RE: Operational impact of filtering SMB/NETBIOS traffic?

["Sutantyo, Danny" <danny.sutantyo () intel com>]

How do you proxy Netbios?

-----Original Message-----
From: Joe Shaw [mailto:jshaw () insync net]
Sent: Tuesday, November 14, 2000 2:44 PM
To: Scott Call
Cc: nanog () nanog org
Subject: Re: Operational impact of filtering SMB/NETBIOS traffic?




It may break some things your customers use, like Exchange mail with NT
domain authentication.  Also, be aware that Netbios now operates on higher
porrts on Win2k and possibly WinME (445/TCP) as well as the 135-139 range.
Netbios can also be proxied via 80/TCP now as well, though I think that
may only be outbound.  People who design protocols like this should be
tarred, feathered, and then shot.

--
Joseph W. Shaw
Sr. Network Security Specialist for Big Company not to be named because I
don't speak for them here.  I have public opinions, and they don't.

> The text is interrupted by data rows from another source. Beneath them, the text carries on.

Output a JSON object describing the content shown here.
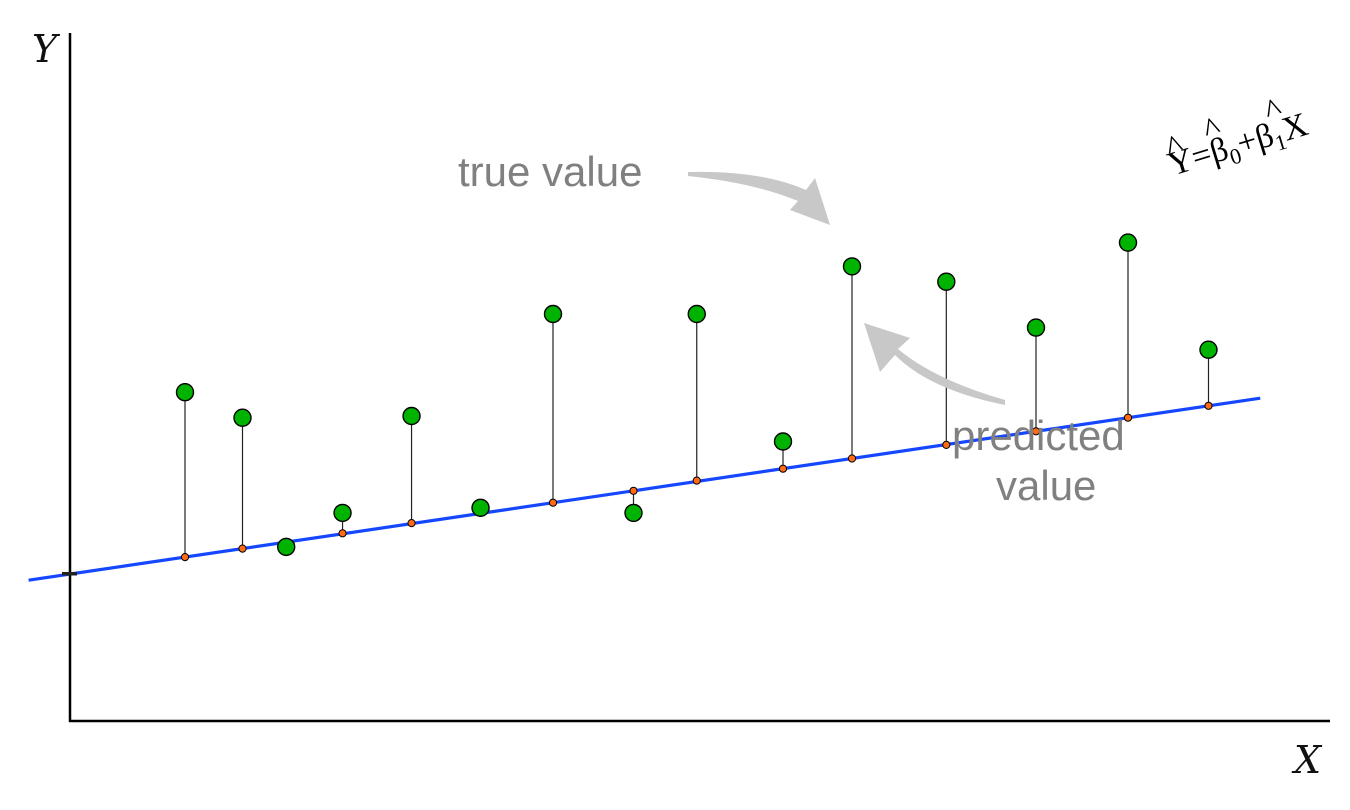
{
  "axes": {
    "x_label": "X",
    "y_label": "Y"
  },
  "equation": {
    "y": "Y",
    "y_hat_mark": "^",
    "equals": "=",
    "beta": "β",
    "beta_hat_mark": "^",
    "sub0": "0",
    "plus": "+",
    "sub1": "1",
    "x": "X"
  },
  "annotations": {
    "true_value": "true value",
    "predicted_value_line1": "predicted",
    "predicted_value_line2": "value"
  },
  "colors": {
    "regression_line": "#1447ff",
    "true_point": "#00b300",
    "predicted_point": "#ff6a13",
    "residual": "#222222",
    "axis": "#000000",
    "callout": "#808080",
    "callout_arrow": "#c8c8c8"
  },
  "chart_data": {
    "type": "scatter",
    "regression": {
      "intercept": 0.87,
      "slope": 0.1
    },
    "x": [
      1,
      1.5,
      1.88,
      2.37,
      2.97,
      3.57,
      4.2,
      4.9,
      5.45,
      6.2,
      6.8,
      7.62,
      8.4,
      9.2,
      9.9
    ],
    "true_values": [
      1.94,
      1.79,
      1.03,
      1.23,
      1.8,
      1.26,
      2.4,
      1.23,
      2.4,
      1.65,
      2.68,
      2.59,
      2.32,
      2.82,
      2.19
    ],
    "predicted_values": [
      0.97,
      1.02,
      1.06,
      1.11,
      1.17,
      1.23,
      1.29,
      1.36,
      1.42,
      1.49,
      1.55,
      1.63,
      1.71,
      1.79,
      1.86
    ]
  }
}
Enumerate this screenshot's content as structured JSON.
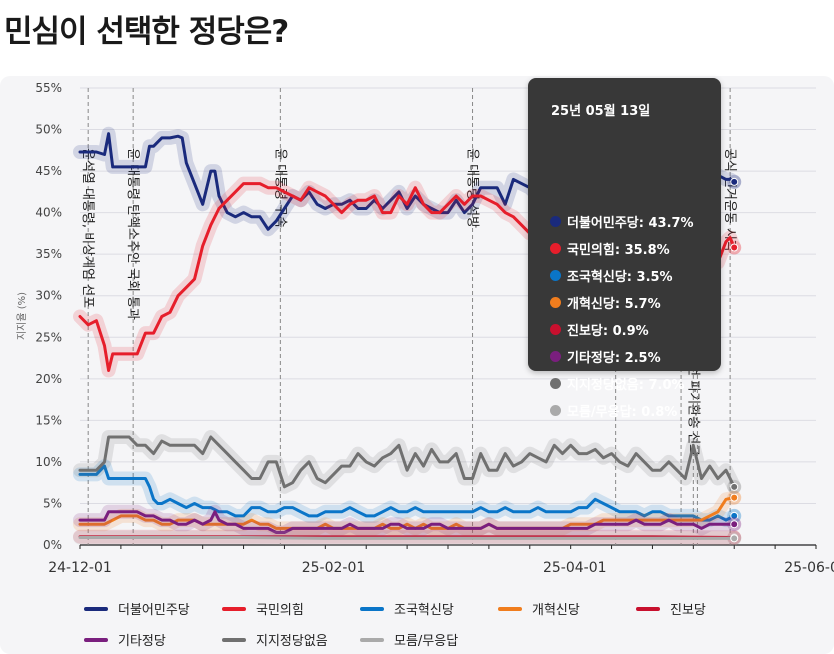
{
  "page": {
    "title": "민심이 선택한 정당은?"
  },
  "chart_data": {
    "type": "line",
    "ylabel": "지지율 (%)",
    "ylim": [
      0,
      55
    ],
    "yticks": [
      0,
      5,
      10,
      15,
      20,
      25,
      30,
      35,
      40,
      45,
      50,
      55
    ],
    "ytick_labels": [
      "0%",
      "5%",
      "10%",
      "15%",
      "20%",
      "25%",
      "30%",
      "35%",
      "40%",
      "45%",
      "50%",
      "55%"
    ],
    "xlim": [
      0,
      180
    ],
    "xticks": [
      0,
      62,
      121,
      180
    ],
    "xtick_labels": [
      "24-12-01",
      "25-02-01",
      "25-04-01",
      "25-06-01"
    ],
    "grid": true,
    "events": [
      {
        "day": 2,
        "label": "윤석열 대통령, 비상계엄 선포"
      },
      {
        "day": 13,
        "label": "윤 대통령 탄핵소추안 국회 통과"
      },
      {
        "day": 49,
        "label": "윤 대통령 구속"
      },
      {
        "day": 96,
        "label": "윤 대통령 석방"
      },
      {
        "day": 131,
        "label": ""
      },
      {
        "day": 147,
        "label": ""
      },
      {
        "day": 150,
        "label": "대법원, 이재명 후보 공직선거법 위반 사건 파기환송 선고"
      },
      {
        "day": 151,
        "label": ""
      },
      {
        "day": 159,
        "label": "공식 선거운동 시작"
      }
    ],
    "series": [
      {
        "name": "더불어민주당",
        "color": "#1a2a7c",
        "x": [
          0,
          4,
          6,
          7,
          8,
          12,
          13,
          16,
          17,
          18,
          20,
          22,
          24,
          25,
          26,
          28,
          30,
          32,
          33,
          34,
          36,
          38,
          40,
          42,
          44,
          46,
          48,
          50,
          52,
          54,
          56,
          58,
          60,
          62,
          64,
          66,
          68,
          70,
          72,
          74,
          76,
          78,
          80,
          82,
          84,
          86,
          88,
          90,
          92,
          94,
          96,
          98,
          100,
          102,
          104,
          106,
          108,
          110,
          112,
          114,
          116,
          118,
          120,
          122,
          124,
          126,
          128,
          130,
          132,
          134,
          136,
          138,
          140,
          142,
          144,
          146,
          148,
          150,
          152,
          154,
          156,
          158,
          159,
          160
        ],
        "values": [
          47.3,
          47.3,
          47,
          49.5,
          45.5,
          45.5,
          45.5,
          45.5,
          48,
          48,
          49,
          49,
          49.2,
          49,
          46,
          43.5,
          41,
          45,
          45,
          42,
          40,
          39.5,
          40,
          39.5,
          39.5,
          38,
          39,
          40.5,
          42,
          41.5,
          42.5,
          41,
          40.5,
          41,
          41,
          41.5,
          40.5,
          40.5,
          41.5,
          40.5,
          41.5,
          42.5,
          40.5,
          42,
          41,
          40.5,
          40,
          40,
          41.5,
          40,
          41,
          43,
          43,
          43,
          41,
          44,
          43.5,
          43,
          42,
          42.5,
          43.5,
          43,
          42.5,
          43,
          43.5,
          43.5,
          44,
          43,
          44,
          43.5,
          44.5,
          44,
          43.5,
          44.5,
          44,
          44.5,
          45,
          44.5,
          44,
          44.5,
          44.5,
          44,
          44,
          43.7
        ]
      },
      {
        "name": "국민의힘",
        "color": "#e61e2b",
        "x": [
          0,
          2,
          4,
          6,
          7,
          8,
          10,
          12,
          13,
          14,
          16,
          18,
          20,
          22,
          24,
          26,
          28,
          30,
          32,
          34,
          36,
          38,
          40,
          42,
          44,
          46,
          48,
          50,
          52,
          54,
          56,
          58,
          60,
          62,
          64,
          66,
          68,
          70,
          72,
          74,
          76,
          78,
          80,
          82,
          84,
          86,
          88,
          90,
          92,
          94,
          96,
          98,
          100,
          102,
          104,
          106,
          108,
          110,
          112,
          114,
          116,
          118,
          120,
          122,
          124,
          126,
          128,
          130,
          132,
          134,
          136,
          138,
          140,
          142,
          144,
          146,
          148,
          150,
          152,
          154,
          156,
          158,
          159,
          160
        ],
        "values": [
          27.5,
          26.5,
          27,
          24,
          21,
          23,
          23,
          23,
          23,
          23,
          25.5,
          25.5,
          27.5,
          28,
          30,
          31,
          32,
          36,
          38.5,
          40.5,
          41.5,
          42.5,
          43.5,
          43.5,
          43.5,
          43,
          43,
          42.5,
          42,
          41.5,
          43,
          42.5,
          42,
          41,
          40,
          41,
          41.5,
          41.5,
          42,
          40,
          40,
          42,
          41,
          43,
          41,
          40,
          40,
          41,
          42,
          41,
          42,
          42,
          41.5,
          41,
          40,
          39.5,
          38.5,
          37.5,
          38,
          38,
          37.5,
          37,
          36.5,
          36,
          36,
          36.5,
          36.5,
          36.5,
          36,
          35,
          35.5,
          35.5,
          36,
          36,
          36,
          35.5,
          35,
          35.5,
          36,
          35.5,
          34,
          36.5,
          37,
          35.8
        ]
      },
      {
        "name": "조국혁신당",
        "color": "#0a75c8",
        "x": [
          0,
          2,
          4,
          6,
          7,
          8,
          12,
          14,
          16,
          17,
          18,
          19,
          20,
          22,
          24,
          26,
          28,
          30,
          32,
          34,
          36,
          38,
          40,
          42,
          44,
          46,
          48,
          50,
          52,
          54,
          56,
          58,
          60,
          62,
          64,
          66,
          68,
          70,
          72,
          74,
          76,
          78,
          80,
          82,
          84,
          86,
          88,
          90,
          92,
          94,
          96,
          98,
          100,
          102,
          104,
          106,
          108,
          110,
          112,
          114,
          116,
          118,
          120,
          122,
          124,
          126,
          128,
          130,
          132,
          134,
          136,
          138,
          140,
          142,
          144,
          146,
          148,
          150,
          152,
          154,
          156,
          158,
          160
        ],
        "values": [
          8.5,
          8.5,
          8.5,
          9.5,
          8,
          8,
          8,
          8,
          8,
          7,
          5.5,
          5,
          5,
          5.5,
          5,
          4.5,
          5,
          4.5,
          4.5,
          4,
          4,
          3.5,
          3.5,
          4.5,
          4.5,
          4,
          4,
          4.5,
          4.5,
          4,
          3.5,
          3.5,
          4,
          4,
          4,
          4.5,
          4,
          3.5,
          3.5,
          4,
          4.5,
          4,
          4,
          4.5,
          4,
          4,
          4,
          4,
          4,
          4,
          4,
          4.5,
          4,
          4,
          4.5,
          4,
          4,
          4,
          4.5,
          4,
          4,
          4,
          4,
          4.5,
          4.5,
          5.5,
          5,
          4.5,
          4,
          4,
          4,
          3.5,
          4,
          4,
          3.5,
          3.5,
          3.5,
          3.5,
          3,
          3,
          3.5,
          3,
          3.5
        ]
      },
      {
        "name": "개혁신당",
        "color": "#f07d1e",
        "x": [
          0,
          4,
          6,
          8,
          10,
          12,
          14,
          16,
          18,
          20,
          22,
          24,
          26,
          28,
          30,
          32,
          34,
          36,
          38,
          40,
          42,
          44,
          46,
          48,
          50,
          52,
          54,
          56,
          58,
          60,
          62,
          64,
          66,
          68,
          70,
          72,
          74,
          76,
          78,
          80,
          82,
          84,
          86,
          88,
          90,
          92,
          94,
          96,
          98,
          100,
          102,
          104,
          106,
          108,
          110,
          112,
          114,
          116,
          118,
          120,
          122,
          124,
          126,
          128,
          130,
          132,
          134,
          136,
          138,
          140,
          142,
          144,
          146,
          148,
          150,
          152,
          154,
          156,
          158,
          160
        ],
        "values": [
          2.5,
          2.5,
          2.5,
          3,
          3.5,
          3.5,
          3.5,
          3,
          3,
          2.5,
          2.5,
          3,
          3,
          3,
          2.5,
          2.5,
          2.5,
          2.5,
          2.5,
          2.5,
          3,
          2.5,
          2.5,
          2,
          2,
          2,
          2,
          2,
          2,
          2.5,
          2,
          2,
          2,
          2,
          2,
          2,
          2.5,
          2,
          2,
          2.5,
          2,
          2.5,
          2,
          2,
          2,
          2.5,
          2,
          2,
          2,
          2.5,
          2,
          2,
          2,
          2,
          2,
          2,
          2,
          2,
          2,
          2.5,
          2.5,
          2.5,
          2.5,
          3,
          3,
          3,
          3,
          3,
          3,
          3,
          3,
          3,
          3,
          3,
          3,
          3,
          3.5,
          4,
          5.5,
          5.7
        ]
      },
      {
        "name": "진보당",
        "color": "#c8102e",
        "x": [
          0,
          20,
          40,
          60,
          80,
          100,
          120,
          140,
          160
        ],
        "values": [
          1,
          1,
          1,
          1,
          1,
          1,
          1,
          1,
          0.9
        ]
      },
      {
        "name": "기타정당",
        "color": "#7a1f7e",
        "x": [
          0,
          4,
          6,
          7,
          8,
          10,
          12,
          14,
          16,
          18,
          20,
          22,
          24,
          26,
          28,
          30,
          32,
          33,
          34,
          36,
          38,
          40,
          42,
          44,
          46,
          48,
          50,
          52,
          54,
          56,
          58,
          60,
          62,
          64,
          66,
          68,
          70,
          72,
          74,
          76,
          78,
          80,
          82,
          84,
          86,
          88,
          90,
          92,
          94,
          96,
          98,
          100,
          102,
          104,
          106,
          108,
          110,
          112,
          114,
          116,
          118,
          120,
          122,
          124,
          126,
          128,
          130,
          132,
          134,
          136,
          138,
          140,
          142,
          144,
          146,
          148,
          150,
          152,
          154,
          156,
          158,
          160
        ],
        "values": [
          3,
          3,
          3,
          4,
          4,
          4,
          4,
          4,
          3.5,
          3.5,
          3,
          3,
          2.5,
          2.5,
          3,
          2.5,
          3,
          4,
          3,
          2.5,
          2.5,
          2,
          2,
          2,
          2,
          1.5,
          1.5,
          2,
          2,
          2,
          2,
          2,
          2,
          2,
          2.5,
          2,
          2,
          2,
          2,
          2.5,
          2.5,
          2,
          2,
          2,
          2.5,
          2.5,
          2,
          2,
          2,
          2,
          2,
          2.5,
          2,
          2,
          2,
          2,
          2,
          2,
          2,
          2,
          2,
          2,
          2,
          2,
          2.5,
          2.5,
          2.5,
          2.5,
          2.5,
          3,
          2.5,
          2.5,
          2.5,
          3,
          2.5,
          2.5,
          2.5,
          2,
          2.5,
          2.5,
          2.5,
          2.5
        ]
      },
      {
        "name": "지지정당없음",
        "color": "#707070",
        "x": [
          0,
          4,
          6,
          7,
          8,
          12,
          14,
          16,
          18,
          20,
          22,
          24,
          26,
          28,
          30,
          32,
          34,
          36,
          38,
          40,
          42,
          44,
          46,
          48,
          50,
          52,
          54,
          56,
          58,
          60,
          62,
          64,
          66,
          68,
          70,
          72,
          74,
          76,
          78,
          80,
          82,
          84,
          86,
          88,
          90,
          92,
          94,
          96,
          98,
          100,
          102,
          104,
          106,
          108,
          110,
          112,
          114,
          116,
          118,
          120,
          122,
          124,
          126,
          128,
          130,
          132,
          134,
          136,
          138,
          140,
          142,
          144,
          146,
          148,
          150,
          152,
          154,
          156,
          158,
          160
        ],
        "values": [
          9,
          9,
          10,
          13,
          13,
          13,
          12,
          12,
          11,
          12.5,
          12,
          12,
          12,
          12,
          11,
          13,
          12,
          11,
          10,
          9,
          8,
          8,
          10,
          10,
          7,
          7.5,
          9,
          10,
          8,
          7.5,
          8.5,
          9.5,
          9.5,
          11,
          10,
          9.5,
          10.5,
          11,
          12,
          9,
          11,
          9.5,
          11.5,
          10,
          10,
          11,
          8,
          8,
          11,
          9,
          9,
          11,
          9.5,
          10,
          11,
          10.5,
          10,
          12,
          11,
          12,
          11,
          11,
          11.5,
          10.5,
          11,
          10,
          9.5,
          11,
          10,
          9,
          9,
          10,
          9,
          8,
          12,
          8,
          9.5,
          8,
          9,
          7
        ]
      },
      {
        "name": "모름/무응답",
        "color": "#aaaaaa",
        "x": [
          0,
          20,
          40,
          60,
          80,
          100,
          120,
          140,
          160
        ],
        "values": [
          0.9,
          0.9,
          0.9,
          0.8,
          0.8,
          0.8,
          0.8,
          0.8,
          0.8
        ]
      }
    ]
  },
  "tooltip": {
    "date": "25년 05월 13일",
    "items": [
      {
        "label": "더불어민주당: 43.7%",
        "color": "#1a2a7c"
      },
      {
        "label": "국민의힘: 35.8%",
        "color": "#e61e2b"
      },
      {
        "label": "조국혁신당: 3.5%",
        "color": "#0a75c8"
      },
      {
        "label": "개혁신당: 5.7%",
        "color": "#f07d1e"
      },
      {
        "label": "진보당: 0.9%",
        "color": "#c8102e"
      },
      {
        "label": "기타정당: 2.5%",
        "color": "#7a1f7e"
      },
      {
        "label": "지지정당없음: 7.0%",
        "color": "#707070"
      },
      {
        "label": "모름/무응답: 0.8%",
        "color": "#aaaaaa"
      }
    ]
  },
  "legend": {
    "items": [
      {
        "label": "더불어민주당",
        "color": "#1a2a7c"
      },
      {
        "label": "국민의힘",
        "color": "#e61e2b"
      },
      {
        "label": "조국혁신당",
        "color": "#0a75c8"
      },
      {
        "label": "개혁신당",
        "color": "#f07d1e"
      },
      {
        "label": "진보당",
        "color": "#c8102e"
      },
      {
        "label": "기타정당",
        "color": "#7a1f7e"
      },
      {
        "label": "지지정당없음",
        "color": "#707070"
      },
      {
        "label": "모름/무응답",
        "color": "#aaaaaa"
      }
    ]
  }
}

On Tue, 14 Nov 2000, Scott Call wrote:

> Due to an increasing number of intrusions into windows-based machines
> through unprotected shares, I've started filtering both incoming and
> outgoing traffic for our customers on ports 138/139.
>
> So far this has caught a fair amount  of traffic coming from customers,
> but none have called to complain about a lack of connectivity.
>
> Because this traffic is IP traffic, I wanted to ask others on this list
> how they treat SMB traffic on their backbones?